Andy Kroll’s The Face of An American Lost Generation | TomDispatch

Sign for derelict business, Texas panhandle

Andy’s Story link: The Face of An American Lost Generation | TomDispatch.

Above is the link to the great story by Andy Kroll about long-term unemployment published in TomDispatch as well as on HuffPo.

His story is more comprehensive than the usual thing I’m reading these days. Also interesting that the industry in question, RV manufacture, isn’t something that we’re importing from China. Perhaps the glory days of this particular consumerist orgy are behind us? I’m not sure I think that’s a bad thing, but I’m in the same boat as the man profiled here.
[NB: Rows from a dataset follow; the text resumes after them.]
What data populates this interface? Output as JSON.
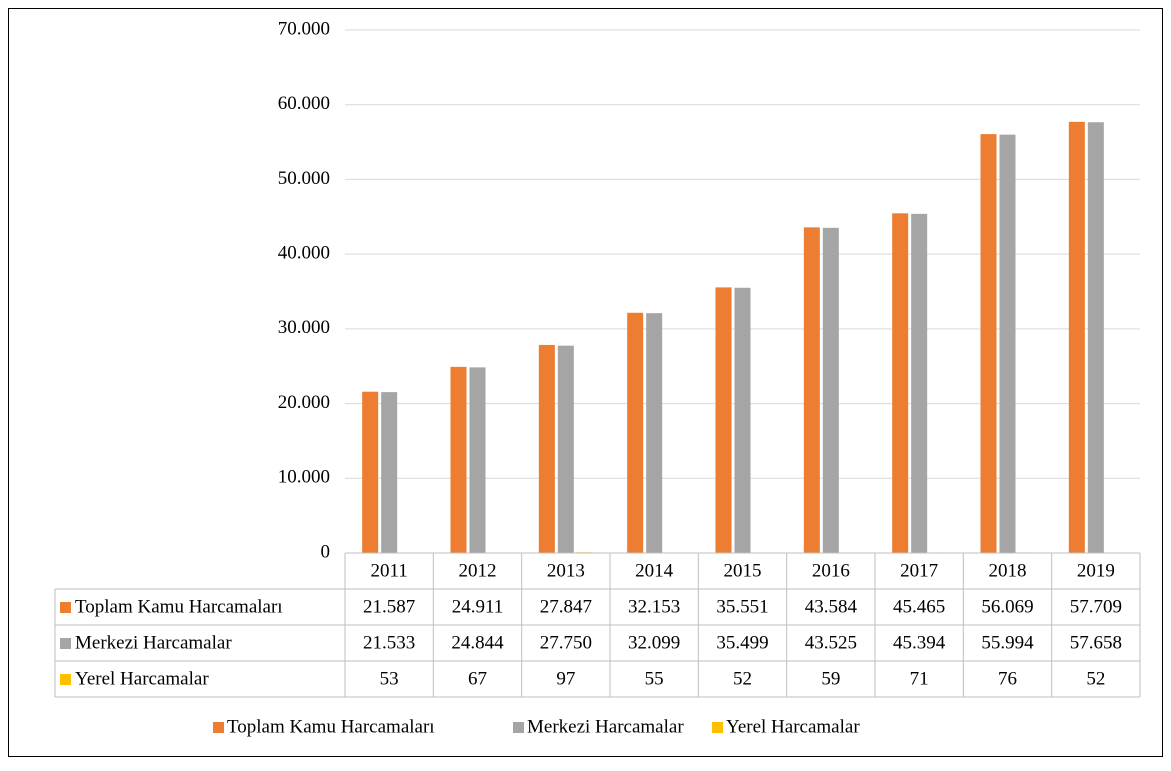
{
  "chart_data": {
    "type": "bar",
    "categories": [
      "2011",
      "2012",
      "2013",
      "2014",
      "2015",
      "2016",
      "2017",
      "2018",
      "2019"
    ],
    "series": [
      {
        "name": "Toplam Kamu Harcamaları",
        "color": "#ed7d31",
        "values": [
          21587,
          24911,
          27847,
          32153,
          35551,
          43584,
          45465,
          56069,
          57709
        ],
        "value_labels": [
          "21.587",
          "24.911",
          "27.847",
          "32.153",
          "35.551",
          "43.584",
          "45.465",
          "56.069",
          "57.709"
        ]
      },
      {
        "name": "Merkezi Harcamalar",
        "color": "#a5a5a5",
        "values": [
          21533,
          24844,
          27750,
          32099,
          35499,
          43525,
          45394,
          55994,
          57658
        ],
        "value_labels": [
          "21.533",
          "24.844",
          "27.750",
          "32.099",
          "35.499",
          "43.525",
          "45.394",
          "55.994",
          "57.658"
        ]
      },
      {
        "name": "Yerel Harcamalar",
        "color": "#ffc000",
        "values": [
          53,
          67,
          97,
          55,
          52,
          59,
          71,
          76,
          52
        ]
      }
    ],
    "ylim": [
      0,
      70000
    ],
    "yticks": [
      0,
      {
        "value": 10000,
        "label": "10.000"
      },
      {
        "value": 20000,
        "label": "20.000"
      },
      {
        "value": 30000,
        "label": "30.000"
      },
      {
        "value": 40000,
        "label": "40.000"
      },
      {
        "value": 50000,
        "label": "50.000"
      },
      {
        "value": 60000,
        "label": "60.000"
      },
      {
        "value": 70000,
        "label": "70.000"
      }
    ],
    "grid": true
  }
}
Different part of the country and different background, but also without work – or should I say, a work provided by others, a traditional job.

Particularly scary is this paragraph from Andy’s piece:

“So who are these unfortunate or unlucky people? Long-term unemployment, research shows, doesn’t discriminate: no age, race, ethnicity, or educational level is immune. According to federal data, however, the hardest hit when it comes to long-term unemployment are older workers — middle aged and beyond, folks like Rick Rembold who can see retirement on the horizon but planned on another decade or more of work. Given the increasing claims of age discrimination in this recession, older Americans suffering longer bouts of joblessness may not in itself be so surprising. That education seemingly works against anyone in this older cohort is. Nearly half of the long-term unemployed who are 45 or older have “some college,” a bachelor’s degree, or more. By contrast, those with no education at all make up just 15% of this older category. In other words, if you’re older and well educated, the outlook is truly grim.”

I’ve decided I shouldn’t read these gloom and doom pronouncements, though it’s hard, I’m drawn to them kind of like a moth to a flame. There was another great and similar story in the LA Times yesterday, a Steve Lopez piece.

Still, I think the best advice I’ve heard since I began this journey on Friday, November 13, 2009, is at a seminar where a wonderful woman said that “there were no jobs, so I had to invent one for myself.” I’m still in the place where I think I can do this. That, in itself, is pretty American, right?